Donc, ça fait 9 ans aujourd'hui. C'est fou comme le temps passe !Le plus difficile pour moi ce jour-là, c'était l'organisation des funérailles. A l'église, on voulait nous faire dire des trucs
trop "positifs", faire passer mon père pour un saint... jouer les hypocrites, quoi. Mais, j'avais déjà assisté à ce style d'enterrement où on a l'impression que le défunt était parfait alors que
quelques jours avant sa mort ses proches se plaignaient de son caractère, de son attitude, de tout... Je refusais ça en bloc.
Puisque je ne suis pas croyante, je ne voulais pas non plus de textes promettant un avenir serein au paradis ou je ne sais quoi. J'essayais de dégoter des textes neutres, si possible.
Il y avait pas mal de monde dans l'église le lendemain. Beaucoup de gens qui étaient venus pour ma mère ou pour moi parce que le réseau social de mon père s'était très restreint au fil des
années. Ceux qui étaient là garderaient le souvenir de quelqu'un de gentil et serviable, c'était très bien comme ça. Moi, sur le moment, je n'avais en tête que les dix ou quinze dernières années
qui furent franchement pénibles. Et, la seule chose dont j'étais sûre c'est que ma mère allait enfin pouvoir vivre tranquillement. Le reste m'importait peu.
Et donc, voilà, ça fait 9 ans. Et c'est vrai que notre vie a été soulagée d'un poids ce jour-là. Plus besoin de s'inquiéter lorsqu'il ne rentrait pas, plus besoin de mentir sur tout, plus besoin
de se dépêcher pour être à l'heure... La liberté, tout simplement. J'ai gardé quelques bons souvenirs, quand même.
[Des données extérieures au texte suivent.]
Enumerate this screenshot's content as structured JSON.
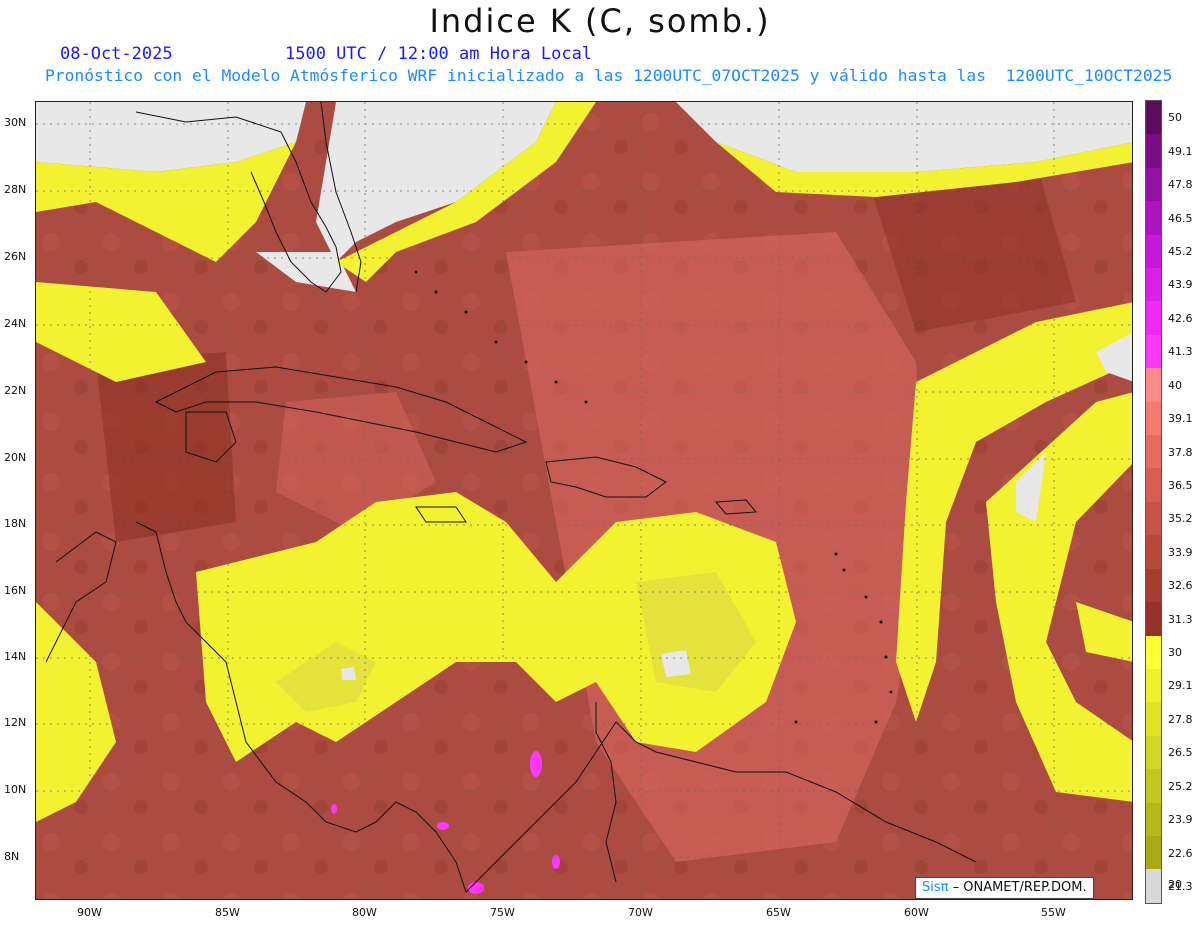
{
  "header": {
    "title": "Indice K (C, somb.)",
    "date": "08-Oct-2025",
    "time": "1500 UTC / 12:00 am Hora Local",
    "subtitle": "Pronóstico con el Modelo Atmósferico WRF inicializado a las 1200UTC_07OCT2025 y válido hasta las  1200UTC_10OCT2025"
  },
  "map": {
    "lat_labels": [
      "30N",
      "28N",
      "26N",
      "24N",
      "22N",
      "20N",
      "18N",
      "16N",
      "14N",
      "12N",
      "10N",
      "8N"
    ],
    "lon_labels": [
      "90W",
      "85W",
      "80W",
      "75W",
      "70W",
      "65W",
      "60W",
      "55W"
    ]
  },
  "colorbar": {
    "labels": [
      "50",
      "49.1",
      "47.8",
      "46.5",
      "45.2",
      "43.9",
      "42.6",
      "41.3",
      "40",
      "39.1",
      "37.8",
      "36.5",
      "35.2",
      "33.9",
      "32.6",
      "31.3",
      "30",
      "29.1",
      "27.8",
      "26.5",
      "25.2",
      "23.9",
      "22.6",
      "21.3",
      "20"
    ],
    "colors": [
      "#5e0a5e",
      "#7b0d84",
      "#9410a3",
      "#ad14c0",
      "#c718d6",
      "#dd20e6",
      "#f02af3",
      "#ff36ff",
      "#ff8a8a",
      "#f47a72",
      "#e66c62",
      "#d85e54",
      "#c95248",
      "#b8473e",
      "#a73c33",
      "#95302a",
      "#ffff33",
      "#f0f02c",
      "#e2e227",
      "#d4d422",
      "#c6c61e",
      "#b8b81a",
      "#aaaa16",
      "#d9d9d9"
    ]
  },
  "credit": {
    "sis": "Sisπ",
    "rest": "– ONAMET/REP.DOM."
  }
}
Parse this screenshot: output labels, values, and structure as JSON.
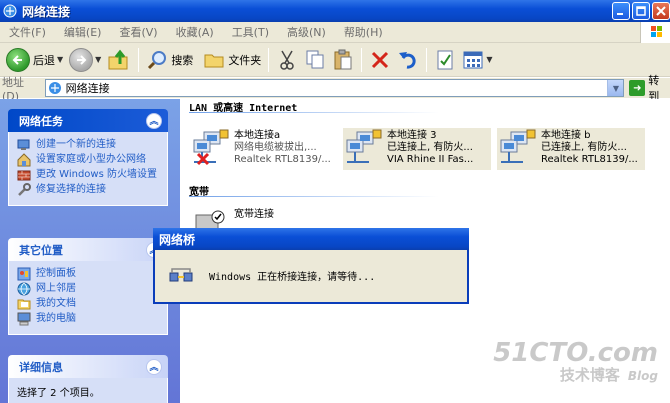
{
  "window": {
    "title": "网络连接"
  },
  "menu": {
    "items": [
      "文件(F)",
      "编辑(E)",
      "查看(V)",
      "收藏(A)",
      "工具(T)",
      "高级(N)",
      "帮助(H)"
    ]
  },
  "toolbar": {
    "back_label": "后退",
    "search_label": "搜索",
    "folders_label": "文件夹"
  },
  "address": {
    "label": "地址(D)",
    "value": "网络连接",
    "go_label": "转到"
  },
  "taskpane": {
    "network_tasks": {
      "title": "网络任务",
      "items": [
        "创建一个新的连接",
        "设置家庭或小型办公网络",
        "更改 Windows 防火墙设置",
        "修复选择的连接"
      ]
    },
    "other_places": {
      "title": "其它位置",
      "items": [
        "控制面板",
        "网上邻居",
        "我的文档",
        "我的电脑"
      ]
    },
    "details": {
      "title": "详细信息",
      "text": "选择了 2 个项目。"
    }
  },
  "content": {
    "lan_group": "LAN 或高速 Internet",
    "broadband_group": "宽带",
    "connections": [
      {
        "name": "本地连接a",
        "status": "网络电缆被拔出,...",
        "device": "Realtek RTL8139/...",
        "selected": false,
        "disconnected": true
      },
      {
        "name": "本地连接 3",
        "status": "已连接上, 有防火...",
        "device": "VIA Rhine II Fas...",
        "selected": true,
        "disconnected": false
      },
      {
        "name": "本地连接 b",
        "status": "已连接上, 有防火...",
        "device": "Realtek RTL8139/...",
        "selected": true,
        "disconnected": false
      }
    ],
    "broadband": {
      "name": "宽带连接"
    }
  },
  "dialog": {
    "title": "网络桥",
    "message": "Windows 正在桥接连接，请等待..."
  },
  "watermark": {
    "site": "51CTO.com",
    "sub": "技术博客",
    "blog": "Blog"
  },
  "colors": {
    "xp_blue": "#0a4fd6",
    "link_blue": "#215dc6",
    "panel_bg": "#d6dff7"
  }
}
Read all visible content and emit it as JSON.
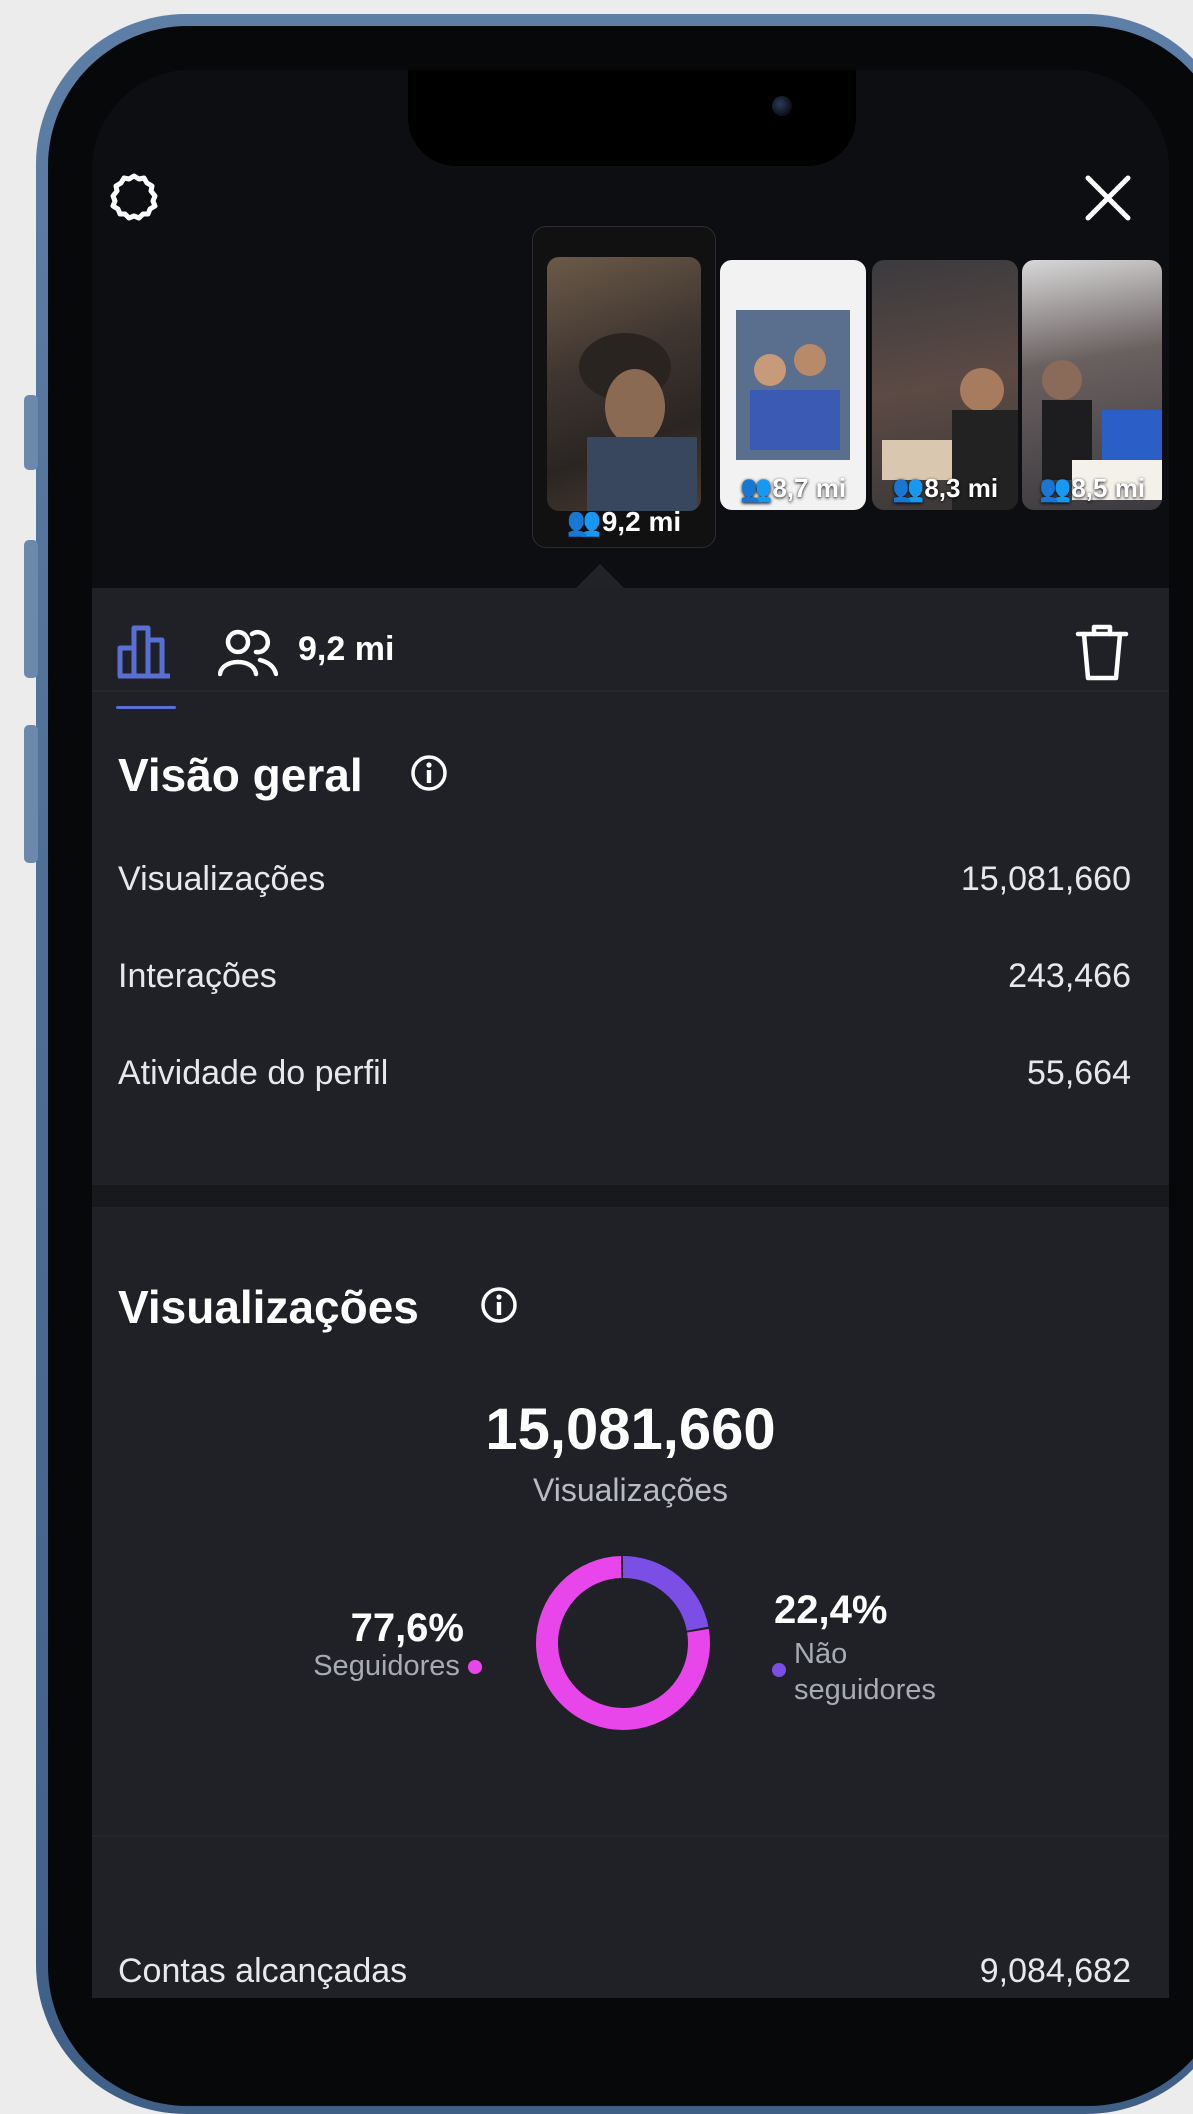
{
  "stories": [
    {
      "count": "9,2 mi",
      "selected": true
    },
    {
      "count": "8,7 mi",
      "selected": false
    },
    {
      "count": "8,3 mi",
      "selected": false
    },
    {
      "count": "8,5 mi",
      "selected": false
    }
  ],
  "toolbar": {
    "reach_count": "9,2 mi"
  },
  "overview": {
    "title": "Visão geral",
    "rows": [
      {
        "label": "Visualizações",
        "value": "15,081,660"
      },
      {
        "label": "Interações",
        "value": "243,466"
      },
      {
        "label": "Atividade do perfil",
        "value": "55,664"
      }
    ]
  },
  "views": {
    "title": "Visualizações",
    "total": "15,081,660",
    "total_label": "Visualizações",
    "followers_pct": "77,6%",
    "followers_label": "Seguidores",
    "non_followers_pct": "22,4%",
    "non_followers_label_1": "Não",
    "non_followers_label_2": "seguidores"
  },
  "chart_data": {
    "type": "pie",
    "categories": [
      "Seguidores",
      "Não seguidores"
    ],
    "values": [
      77.6,
      22.4
    ],
    "colors": [
      "#e846ea",
      "#7b4fe6"
    ]
  },
  "accounts": {
    "label": "Contas alcançadas",
    "value": "9,084,682"
  },
  "colors": {
    "accent": "#5a6fd6",
    "followers": "#e846ea",
    "non_followers": "#7b4fe6",
    "panel": "#1f2126"
  }
}
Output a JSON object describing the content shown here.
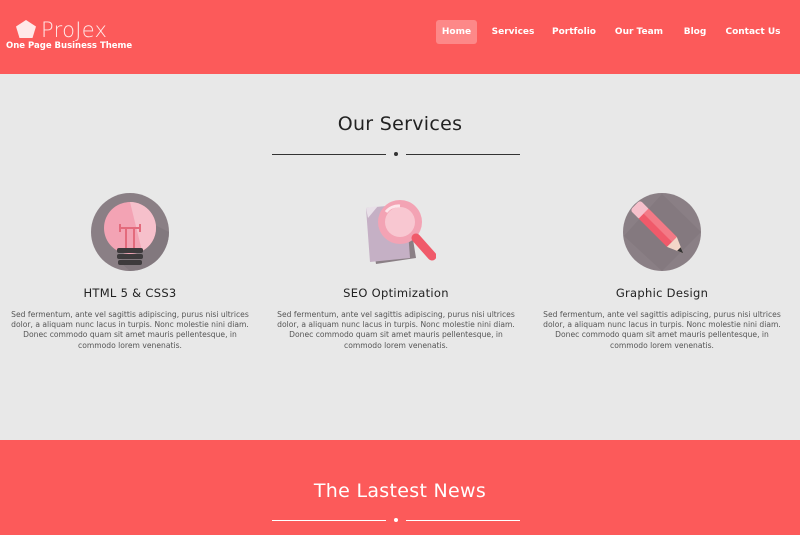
{
  "header": {
    "logo_name": "ProJex",
    "logo_tagline": "One Page Business Theme",
    "nav": [
      {
        "label": "Home",
        "active": true
      },
      {
        "label": "Services",
        "active": false
      },
      {
        "label": "Portfolio",
        "active": false
      },
      {
        "label": "Our Team",
        "active": false
      },
      {
        "label": "Blog",
        "active": false
      },
      {
        "label": "Contact Us",
        "active": false
      }
    ]
  },
  "services": {
    "title": "Our Services",
    "items": [
      {
        "icon": "lightbulb-icon",
        "title": "HTML 5 & CSS3",
        "description": "Sed fermentum, ante vel sagittis adipiscing, purus nisi ultrices dolor, a aliquam nunc lacus in turpis. Nonc molestie nini diam. Donec commodo quam sit amet mauris pellentesque, in commodo lorem venenatis."
      },
      {
        "icon": "magnifier-icon",
        "title": "SEO Optimization",
        "description": "Sed fermentum, ante vel sagittis adipiscing, purus nisi ultrices dolor, a aliquam nunc lacus in turpis. Nonc molestie nini diam. Donec commodo quam sit amet mauris pellentesque, in commodo lorem venenatis."
      },
      {
        "icon": "pencil-icon",
        "title": "Graphic Design",
        "description": "Sed fermentum, ante vel sagittis adipiscing, purus nisi ultrices dolor, a aliquam nunc lacus in turpis. Nonc molestie nini diam. Donec commodo quam sit amet mauris pellentesque, in commodo lorem venenatis."
      }
    ]
  },
  "news": {
    "title": "The Lastest News"
  },
  "colors": {
    "accent": "#fc5a5a",
    "background": "#e8e8e8",
    "icon_circle": "#8a7f85",
    "icon_pink": "#f3a3b4",
    "icon_red": "#f05a6a"
  }
}
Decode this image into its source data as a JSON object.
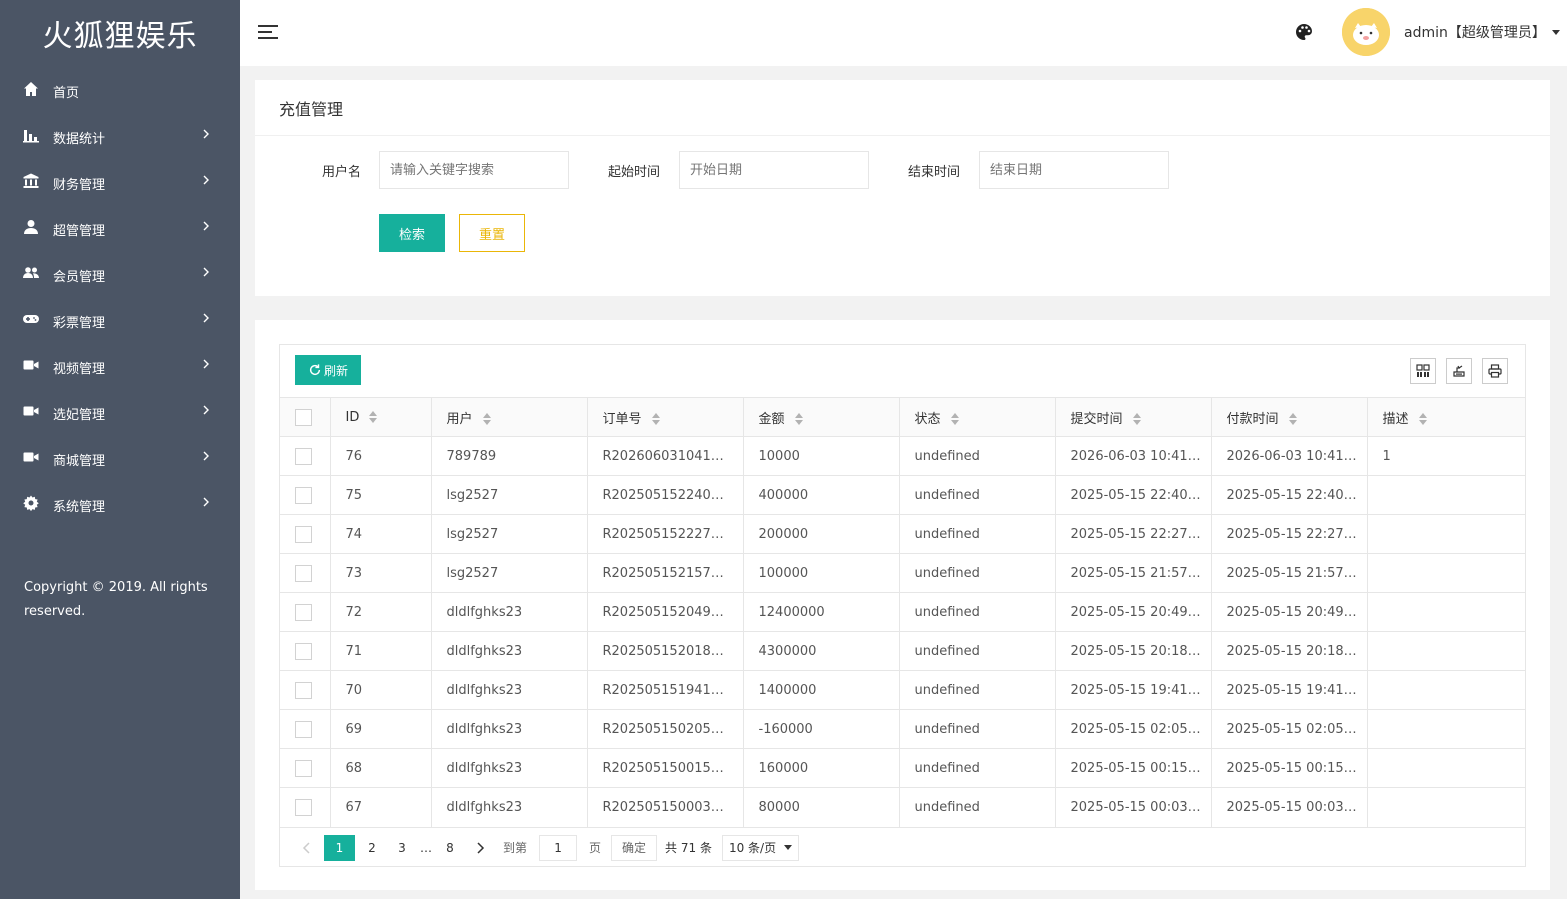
{
  "app": {
    "logo_text": "火狐狸娱乐"
  },
  "sidebar": {
    "items": [
      {
        "label": "首页",
        "icon": "home-icon",
        "has_arrow": false
      },
      {
        "label": "数据统计",
        "icon": "bar-chart-icon",
        "has_arrow": true
      },
      {
        "label": "财务管理",
        "icon": "bank-icon",
        "has_arrow": true
      },
      {
        "label": "超管管理",
        "icon": "user-icon",
        "has_arrow": true
      },
      {
        "label": "会员管理",
        "icon": "users-icon",
        "has_arrow": true
      },
      {
        "label": "彩票管理",
        "icon": "gamepad-icon",
        "has_arrow": true
      },
      {
        "label": "视频管理",
        "icon": "video-icon",
        "has_arrow": true
      },
      {
        "label": "选妃管理",
        "icon": "video-icon",
        "has_arrow": true
      },
      {
        "label": "商城管理",
        "icon": "video-icon",
        "has_arrow": true
      },
      {
        "label": "系统管理",
        "icon": "gear-icon",
        "has_arrow": true
      }
    ],
    "copyright": "Copyright © 2019. All rights reserved."
  },
  "header": {
    "user_name": "admin【超级管理员】"
  },
  "search": {
    "title": "充值管理",
    "username_label": "用户名",
    "username_placeholder": "请输入关键字搜索",
    "start_label": "起始时间",
    "start_placeholder": "开始日期",
    "end_label": "结束时间",
    "end_placeholder": "结束日期",
    "search_button": "检索",
    "reset_button": "重置"
  },
  "table": {
    "refresh_button": "刷新",
    "columns": [
      "ID",
      "用户",
      "订单号",
      "金额",
      "状态",
      "提交时间",
      "付款时间",
      "描述"
    ],
    "rows": [
      [
        "76",
        "789789",
        "R202606031041…",
        "10000",
        "undefined",
        "2026-06-03 10:41…",
        "2026-06-03 10:41…",
        "1"
      ],
      [
        "75",
        "lsg2527",
        "R202505152240…",
        "400000",
        "undefined",
        "2025-05-15 22:40…",
        "2025-05-15 22:40…",
        ""
      ],
      [
        "74",
        "lsg2527",
        "R202505152227…",
        "200000",
        "undefined",
        "2025-05-15 22:27…",
        "2025-05-15 22:27…",
        ""
      ],
      [
        "73",
        "lsg2527",
        "R202505152157…",
        "100000",
        "undefined",
        "2025-05-15 21:57…",
        "2025-05-15 21:57…",
        ""
      ],
      [
        "72",
        "dldlfghks23",
        "R202505152049…",
        "12400000",
        "undefined",
        "2025-05-15 20:49…",
        "2025-05-15 20:49…",
        ""
      ],
      [
        "71",
        "dldlfghks23",
        "R202505152018…",
        "4300000",
        "undefined",
        "2025-05-15 20:18…",
        "2025-05-15 20:18…",
        ""
      ],
      [
        "70",
        "dldlfghks23",
        "R202505151941…",
        "1400000",
        "undefined",
        "2025-05-15 19:41…",
        "2025-05-15 19:41…",
        ""
      ],
      [
        "69",
        "dldlfghks23",
        "R202505150205…",
        "-160000",
        "undefined",
        "2025-05-15 02:05…",
        "2025-05-15 02:05…",
        ""
      ],
      [
        "68",
        "dldlfghks23",
        "R202505150015…",
        "160000",
        "undefined",
        "2025-05-15 00:15…",
        "2025-05-15 00:15…",
        ""
      ],
      [
        "67",
        "dldlfghks23",
        "R202505150003…",
        "80000",
        "undefined",
        "2025-05-15 00:03…",
        "2025-05-15 00:03…",
        ""
      ]
    ]
  },
  "pagination": {
    "pages": [
      "1",
      "2",
      "3"
    ],
    "ellipsis": "…",
    "last_page": "8",
    "current": "1",
    "goto_label": "到第",
    "goto_value": "1",
    "page_unit": "页",
    "confirm": "确定",
    "total": "共 71 条",
    "page_size": "10 条/页"
  },
  "colors": {
    "sidebar_bg": "#4b5565",
    "accent": "#16b09c",
    "reset_border": "#eab608"
  }
}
Ceux de l'époque où on s'entendait encore assez bien, même si ça n'a
jamais été très évident entre lui et moi.
Ma cousine, décédée pile poil deux ans après mon père, m'a demandé un jour si je le regrettais. Ma réponse fut celle-ci :"Non, je ne regrette pas le père qu'il était. Je regrette celui qu'il
aurait pu être. Mais il n'a pas voulu l'être, alors tant pis. "
C'est jamais simple les relations parent/enfant. C'est toujours difficile d'admettre qu'on n'a pas le père (ou la mère) idéal, celui dont tous les enfants rêvent. Il m'arrive d'éprouver un petit
pincement au coeur quand je vois des pères se comporter tendrement avec leurs enfants, ou même simplement s'occuper d'eux, prendre soin d'eux. Parfois même, lorsque je reçois des pères d'élèves
et que je décèle une certaine complicité entre l'enfant et son père, je me dis que c'est beau à voir, que c'est bien que ça existe. Les hommes de la génération de mon père n'étaient souvent pas
aussi impliqués vis à vis de leurs enfants. C'est même pas qu'ils ne voulaient pas c'est que souvent ils ne savaient pas s'y prendre. Et puis, le reste, la vie, les emmerdes et l'alcool ont fait
que mon père s'est éloigné petit à petit pour n'être plus qu'un étranger à qui je ne parlais plus depuis très longtemps déjà.
Faut-il le regretter ? Non, je ne pense pas. Ça s'est fait ainsi. C'était notre destin, en quelque sorte. On a passé plus de temps à s'éviter qu'à se chercher... c'est sans doute qu'on n'était
pas faits pour se rencontrer, voilà tout.